March 22 2016Anglicare Victoria provides safe housing for 65 refugee families in the community, and supports unaccompanied asylum seekers aged under 18 who are waiting for their visa application to be processed. Anglicare assists with cooking, cleaning, transport, shopping, education and healthcare, and helps these young people to integrate into the broader community through school, social networks, community groups and recreational activities.
The Brotherhood of St Laurence offers skills training and work placement for refugees through its Given the Chance program. Up to 60 businesses, from Woolworths to neighbourhood coffee shops, have participated, and some 230 asylum seekers have already found employment since the service was launched in July 2013.
The Ecumenical Migration Centre has been helping vulnerable migrants and refugees in Australia for more than half a century. The Brotherhood is also active in the policy and advocacy spaces.

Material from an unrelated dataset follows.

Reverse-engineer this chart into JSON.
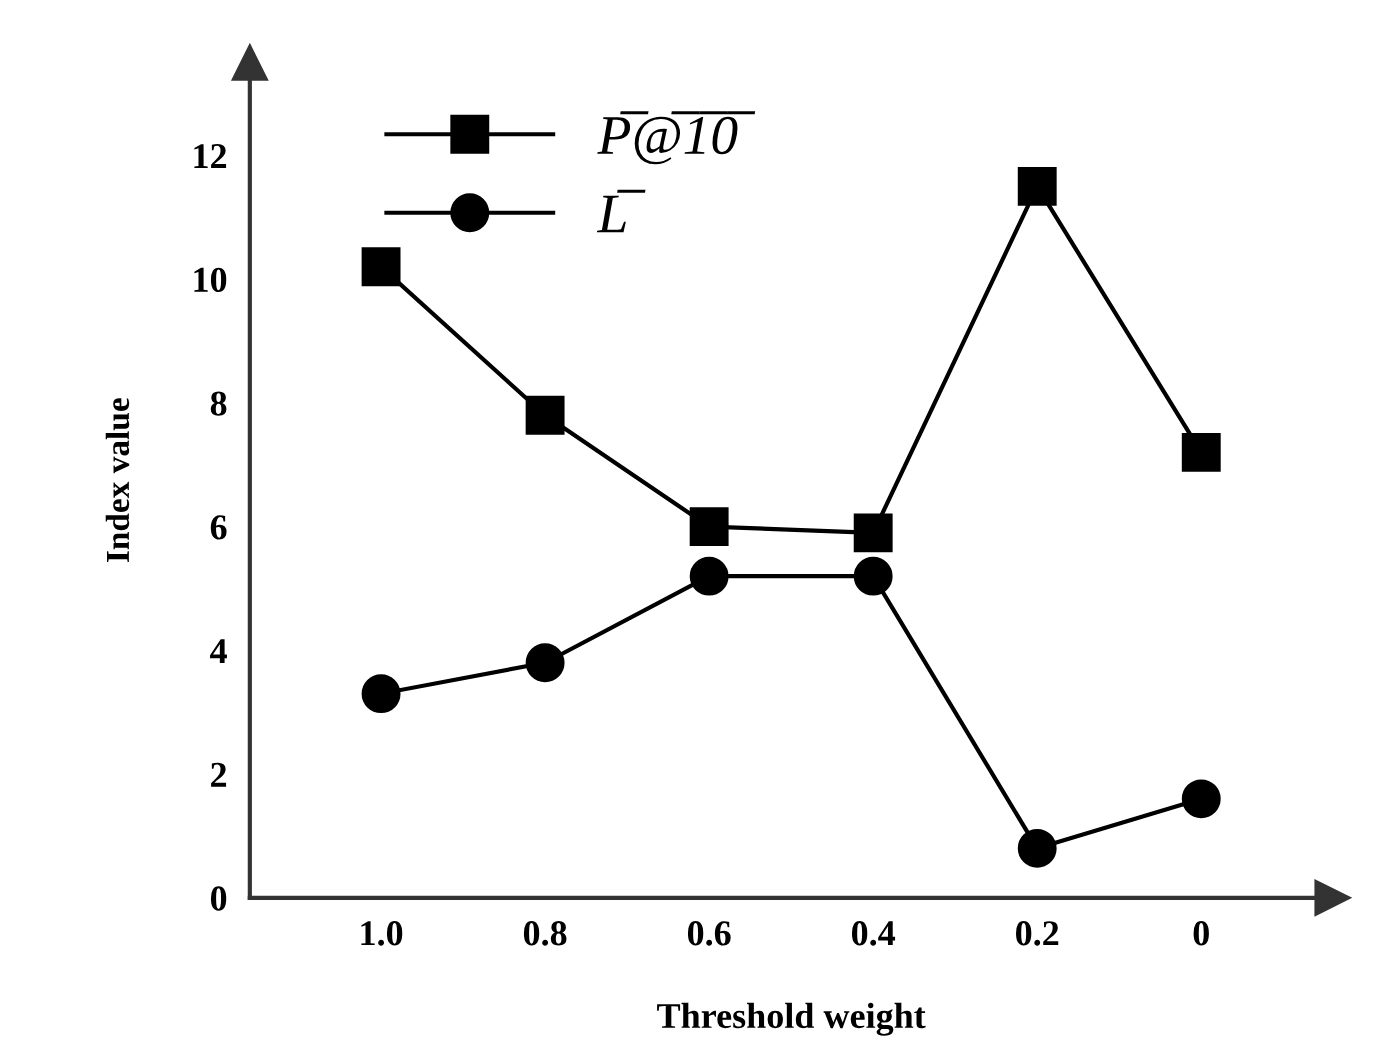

The Brotherhood supports monthly social excursions for asylum seekers living in Melbourne’s northern suburbs. Aimed at combating social isolation, these activities have included attending an AFL game and country day trips.

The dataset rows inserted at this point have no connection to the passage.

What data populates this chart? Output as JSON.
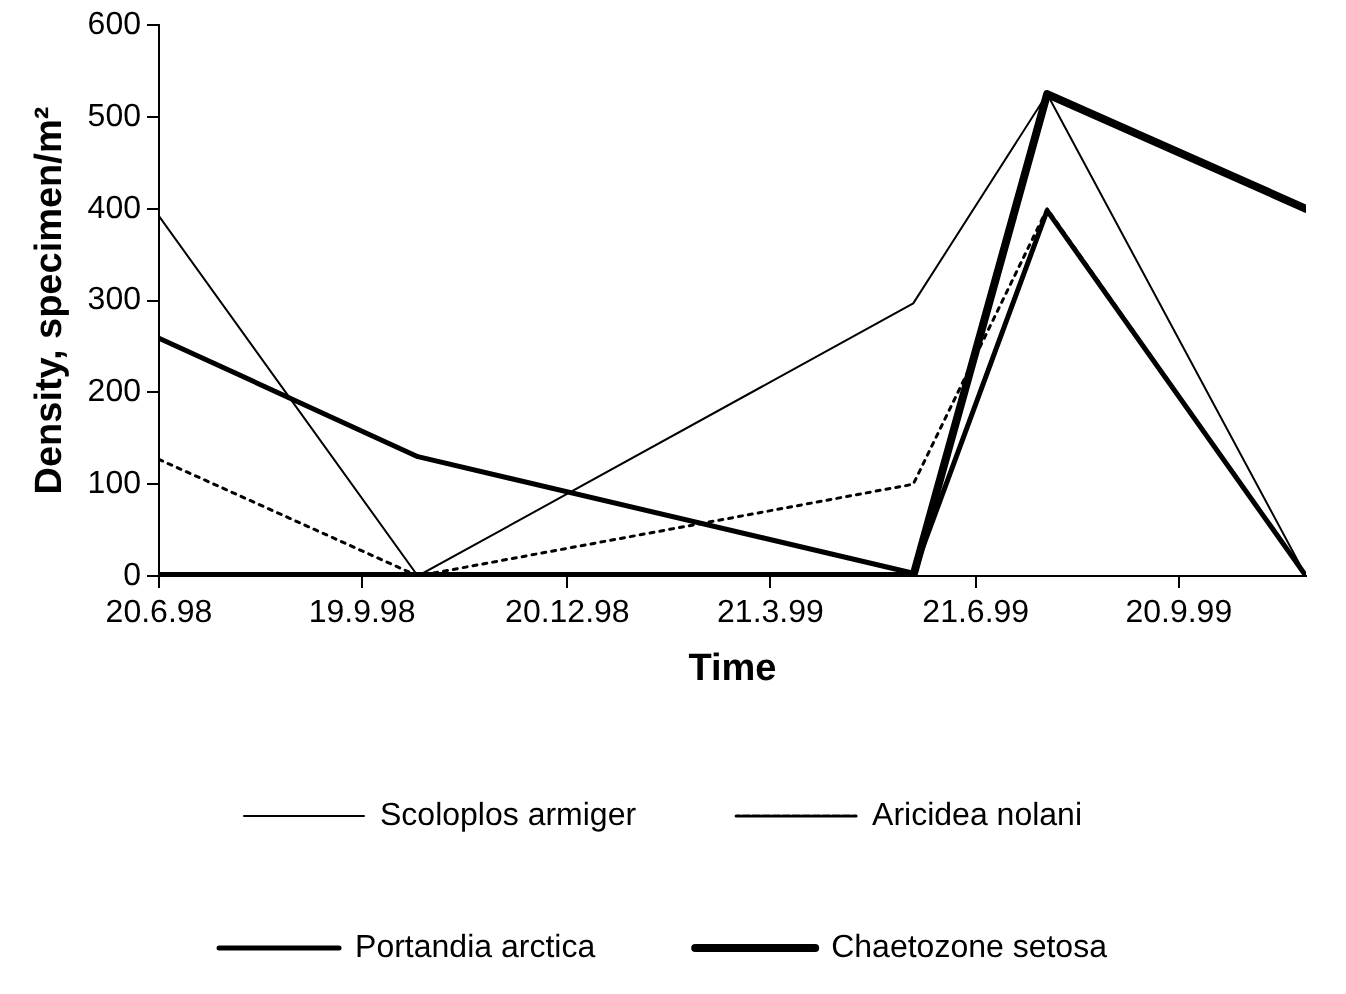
{
  "chart_data": {
    "type": "line",
    "xlabel": "Time",
    "ylabel": "Density, specimen/m²",
    "x": [
      "1998-06-20",
      "1998-10-14",
      "1999-05-24",
      "1999-07-23",
      "1999-11-16"
    ],
    "series": [
      {
        "name": "Scoloplos armiger",
        "color": "#000000",
        "values": [
          392,
          0,
          297,
          525,
          0
        ],
        "line_style": "solid"
      },
      {
        "name": "Aricidea nolani",
        "color": "#000000",
        "values": [
          127,
          0,
          100,
          400,
          0
        ],
        "line_style": "dotted"
      },
      {
        "name": "Portandia arctica",
        "color": "#000000",
        "values": [
          259,
          130,
          3,
          398,
          0
        ],
        "line_style": "solid"
      },
      {
        "name": "Chaetozone setosa",
        "color": "#000000",
        "values": [
          0,
          0,
          0,
          525,
          400
        ],
        "line_style": "solid"
      }
    ],
    "xlim": [
      "1998-06-20",
      "1999-11-16"
    ],
    "xticks": [
      {
        "value": "1998-06-20",
        "label": "20.6.98"
      },
      {
        "value": "1998-09-19",
        "label": "19.9.98"
      },
      {
        "value": "1998-12-20",
        "label": "20.12.98"
      },
      {
        "value": "1999-03-21",
        "label": "21.3.99"
      },
      {
        "value": "1999-06-21",
        "label": "21.6.99"
      },
      {
        "value": "1999-09-20",
        "label": "20.9.99"
      }
    ],
    "ylim": [
      0,
      600
    ],
    "yticks": [
      0,
      100,
      200,
      300,
      400,
      500,
      600
    ],
    "grid": false,
    "legend": "bottom",
    "marker": "none"
  }
}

“Before I moved to Australia, I had no idea about interview skills or job-searching skills,” said Abdullahi, a 27-year-old asylum seeker from Somalia, a country in east Africa. He credits the Brotherhood of St Laurence and a partner agency, Wear for Success – which supplied him with work clothing – with helping him to secure his first job in Australia.
St Paul’s Cathedral reaches more than 6000 refugees and migrants a year through its English as a Second Language Program.
St Alban the Martyr, St Albans, supports refugees through a partnership project with Anglicare, distributing food packages, whitegoods and furniture.
Karen refugees run a community garden at St Thomas’ Werribee.
Bishop Peter Danaher from All Saints Newtown is part of the Combined Refugee and Asylum Group Geelong, which meets monthly and holds rallies, writes letters, develops petitions and holds vigils at the offices of two local MPs. The group also collects food donations.
Corio-Norlane parish runs a homework club, with students from Geelong Grammar School and Kardinia College volunteering their time. The parish also distributes clothing and furniture donated by parishes in the Geelong area.
Werribee parish runs an English conversation class. This free program is aimed particularly at Karen, Sri Lankan and Middle Eastern refugees. The parish also plans to start a community playgroup which will particularly focus on people with low English skills.
Parishioners from St Matthew’s Glenroy accompany asylum seekers from the parish and local area to interviews with the Department of Immigration, and provide character references when the asylum seeker is known to the parish and has become part of the worshipping community. The parish also provides English classes and assistance with filling out forms.
Gisborne parish launched a refugee support group in late 2015. In addition to financial support for refugees, it has organised a visit to the Broadmeadows detention centre, a day trip for refugee women hosted by a country parish, and political advocacy.
St Mary’s Anglican and St Andrew’s Uniting churches, Sunbury, held a weekend-long event in November 2015 to welcome asylum seekers. The weekend included a bush dance and dinner on the Saturday night, and a picnic on Sunday.
Christ Church Melton has a Sudanese congregation with its own lay leadership and an elected worship and pastoral leader. Sudanese parishioners teach their young people Dinka song and dance, and also Sunday School. Combined services are held throughout the year on special occasions.